CP a également informé que les clients qui ont déjà acheté des billets pour voyager sur les trains Alfa Pendular, Intercidades, Internacional, InterRegional et Regional peuvent demander le remboursement du prix total du billet ou sa revalidation.

La grève de lundi a été décidée fin avril, lors de sessions plénières décentralisées des travailleurs qui se sont déroulées à Porto, Entroncamento et Lisbonne et ont été promues par le Syndicat national des travailleurs du secteur ferroviaire (SNTSF), de la Fédération des syndicats des transports et Communication (Fectrans).

La grève a lieu entre 00h00 et 24h00, mais concerne également les travailleurs qui commencent leur période de travail le dimanche ou qui commencent leur période de travail dans les dernières heures du lundi et se terminent déjà le mardi du marché.

Le coordinateur de Fectrans, José Manuel Oliveira, a déclaré à l’agence Lusa que la décision des travailleurs est « une protestation contre l’intransigeance du gouvernement et du CP, le ralentissement des négociations et les bas salaires ».

« La raison principale de cette grève est l’augmentation des salaires, même si d’autres questions sont également en jeu, comme l’application de l’accord d’entreprise du CP aux travailleurs de l’ex-EMEF, pour mettre fin aux inégalités », a déclaré le syndicaliste.

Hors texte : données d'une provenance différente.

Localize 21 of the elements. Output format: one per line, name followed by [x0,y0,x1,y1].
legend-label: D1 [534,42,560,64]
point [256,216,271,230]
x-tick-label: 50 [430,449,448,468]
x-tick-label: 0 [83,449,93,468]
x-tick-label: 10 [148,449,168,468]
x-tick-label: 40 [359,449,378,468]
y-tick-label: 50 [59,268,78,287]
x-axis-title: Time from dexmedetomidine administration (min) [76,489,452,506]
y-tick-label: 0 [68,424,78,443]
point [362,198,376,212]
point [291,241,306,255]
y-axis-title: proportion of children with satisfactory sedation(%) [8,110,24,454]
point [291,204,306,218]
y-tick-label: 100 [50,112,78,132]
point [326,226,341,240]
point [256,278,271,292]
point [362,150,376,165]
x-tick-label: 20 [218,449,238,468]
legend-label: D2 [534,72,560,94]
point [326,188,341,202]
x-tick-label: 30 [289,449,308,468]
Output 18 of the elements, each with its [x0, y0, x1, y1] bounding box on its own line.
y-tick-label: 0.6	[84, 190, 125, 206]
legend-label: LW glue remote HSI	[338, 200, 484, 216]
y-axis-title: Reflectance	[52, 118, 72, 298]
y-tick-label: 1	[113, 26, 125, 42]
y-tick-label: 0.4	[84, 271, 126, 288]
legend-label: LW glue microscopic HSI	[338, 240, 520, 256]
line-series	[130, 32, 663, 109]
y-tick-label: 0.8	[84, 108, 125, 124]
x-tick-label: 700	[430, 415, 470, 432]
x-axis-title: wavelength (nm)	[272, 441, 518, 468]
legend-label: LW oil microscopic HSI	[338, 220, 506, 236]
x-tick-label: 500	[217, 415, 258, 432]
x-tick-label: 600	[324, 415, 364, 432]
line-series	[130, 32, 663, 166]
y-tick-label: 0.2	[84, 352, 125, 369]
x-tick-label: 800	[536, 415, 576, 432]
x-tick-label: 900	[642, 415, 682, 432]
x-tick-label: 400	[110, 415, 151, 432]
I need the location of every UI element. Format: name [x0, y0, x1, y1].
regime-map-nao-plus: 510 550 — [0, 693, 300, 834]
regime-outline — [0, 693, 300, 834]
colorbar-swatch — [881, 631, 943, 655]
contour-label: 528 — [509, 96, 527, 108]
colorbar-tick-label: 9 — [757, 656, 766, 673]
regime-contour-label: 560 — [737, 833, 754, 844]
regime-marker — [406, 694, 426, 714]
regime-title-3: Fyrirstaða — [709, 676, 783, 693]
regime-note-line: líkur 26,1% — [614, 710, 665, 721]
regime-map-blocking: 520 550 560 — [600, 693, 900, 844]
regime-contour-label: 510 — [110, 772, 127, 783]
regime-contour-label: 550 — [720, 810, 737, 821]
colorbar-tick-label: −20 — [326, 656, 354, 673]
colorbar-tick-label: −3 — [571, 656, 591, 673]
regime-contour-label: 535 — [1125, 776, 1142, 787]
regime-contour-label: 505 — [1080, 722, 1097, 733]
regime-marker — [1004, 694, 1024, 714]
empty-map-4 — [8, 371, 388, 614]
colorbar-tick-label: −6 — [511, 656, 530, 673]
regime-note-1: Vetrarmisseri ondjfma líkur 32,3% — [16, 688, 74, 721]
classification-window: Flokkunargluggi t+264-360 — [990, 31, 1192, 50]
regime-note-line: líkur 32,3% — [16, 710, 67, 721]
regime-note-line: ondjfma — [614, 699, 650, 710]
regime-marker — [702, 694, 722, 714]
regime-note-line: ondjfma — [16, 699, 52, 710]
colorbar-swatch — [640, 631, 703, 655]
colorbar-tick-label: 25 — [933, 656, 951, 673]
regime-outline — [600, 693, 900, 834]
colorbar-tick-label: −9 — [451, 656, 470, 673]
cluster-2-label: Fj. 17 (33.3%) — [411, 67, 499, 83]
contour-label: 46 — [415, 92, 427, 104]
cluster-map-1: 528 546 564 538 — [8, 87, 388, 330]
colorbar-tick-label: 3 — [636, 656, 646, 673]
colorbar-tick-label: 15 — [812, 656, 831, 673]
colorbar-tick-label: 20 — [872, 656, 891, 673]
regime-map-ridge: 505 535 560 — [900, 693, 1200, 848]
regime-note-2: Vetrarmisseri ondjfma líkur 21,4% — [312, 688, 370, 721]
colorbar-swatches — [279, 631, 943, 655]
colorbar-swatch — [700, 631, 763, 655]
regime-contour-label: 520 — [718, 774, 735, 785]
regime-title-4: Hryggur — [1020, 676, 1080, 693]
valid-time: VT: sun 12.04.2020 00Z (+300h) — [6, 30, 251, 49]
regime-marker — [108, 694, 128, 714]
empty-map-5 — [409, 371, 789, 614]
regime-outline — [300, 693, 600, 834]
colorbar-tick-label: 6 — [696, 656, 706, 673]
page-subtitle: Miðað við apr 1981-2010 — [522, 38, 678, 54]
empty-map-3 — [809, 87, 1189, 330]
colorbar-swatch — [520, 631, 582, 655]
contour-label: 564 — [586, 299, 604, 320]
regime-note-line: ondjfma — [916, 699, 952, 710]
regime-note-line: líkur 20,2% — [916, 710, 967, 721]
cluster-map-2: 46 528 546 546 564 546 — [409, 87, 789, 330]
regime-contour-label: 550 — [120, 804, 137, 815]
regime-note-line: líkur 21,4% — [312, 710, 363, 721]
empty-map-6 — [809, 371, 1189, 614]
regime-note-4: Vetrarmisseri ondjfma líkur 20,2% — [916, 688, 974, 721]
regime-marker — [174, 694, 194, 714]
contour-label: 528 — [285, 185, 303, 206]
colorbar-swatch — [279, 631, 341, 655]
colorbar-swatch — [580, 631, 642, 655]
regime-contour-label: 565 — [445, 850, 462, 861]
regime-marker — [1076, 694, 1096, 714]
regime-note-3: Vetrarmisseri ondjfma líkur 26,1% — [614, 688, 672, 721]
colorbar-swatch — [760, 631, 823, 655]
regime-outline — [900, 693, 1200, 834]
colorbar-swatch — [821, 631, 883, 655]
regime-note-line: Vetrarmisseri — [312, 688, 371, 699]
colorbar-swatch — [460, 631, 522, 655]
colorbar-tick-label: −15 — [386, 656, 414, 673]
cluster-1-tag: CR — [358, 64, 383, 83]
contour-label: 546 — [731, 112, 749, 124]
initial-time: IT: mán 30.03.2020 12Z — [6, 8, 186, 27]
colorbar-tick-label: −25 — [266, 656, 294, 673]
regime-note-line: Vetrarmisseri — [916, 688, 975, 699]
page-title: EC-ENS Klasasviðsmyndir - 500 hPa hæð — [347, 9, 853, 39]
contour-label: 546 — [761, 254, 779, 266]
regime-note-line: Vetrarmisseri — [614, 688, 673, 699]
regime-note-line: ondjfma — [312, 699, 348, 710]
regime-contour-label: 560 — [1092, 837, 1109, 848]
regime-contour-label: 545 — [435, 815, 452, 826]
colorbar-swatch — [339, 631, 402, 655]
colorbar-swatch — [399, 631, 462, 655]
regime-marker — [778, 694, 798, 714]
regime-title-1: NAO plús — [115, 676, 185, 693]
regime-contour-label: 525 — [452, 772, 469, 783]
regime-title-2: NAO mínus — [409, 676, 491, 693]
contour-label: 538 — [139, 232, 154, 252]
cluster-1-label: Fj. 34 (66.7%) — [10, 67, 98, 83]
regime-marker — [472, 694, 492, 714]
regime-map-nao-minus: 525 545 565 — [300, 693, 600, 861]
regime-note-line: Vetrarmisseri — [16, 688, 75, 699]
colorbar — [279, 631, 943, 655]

La Fectrans et son syndicat, affilié à la CGTP, réclament une augmentation minimale de 90 euros pour tous les salariés du CP, auxquels a été appliquée une mise à jour de 0,9 %, comme cela a été imposé à l’ensemble de l’Etat et des Administrations publiques.

Dans la résolution approuvée en plénière, les travailleurs demandent la poursuite des négociations pour la révision de l’accord d’entreprise et du règlement de carrière, « qui valorisent les salaires pour faire face à l’augmentation brutale du coût de la vie, valorisent les professions et procéder à l’intégration des travailleurs ex-EMEF sans perte de droits ni réduction de rémunération ».

Pour les travailleurs, « l’augmentation de salaire de 0,9 % signifie, en pratique, une autre année sans augmentation de salaire, avec le facteur aggravant de se produire dans une année où le coût de la vie augmente à un rythme rapide ».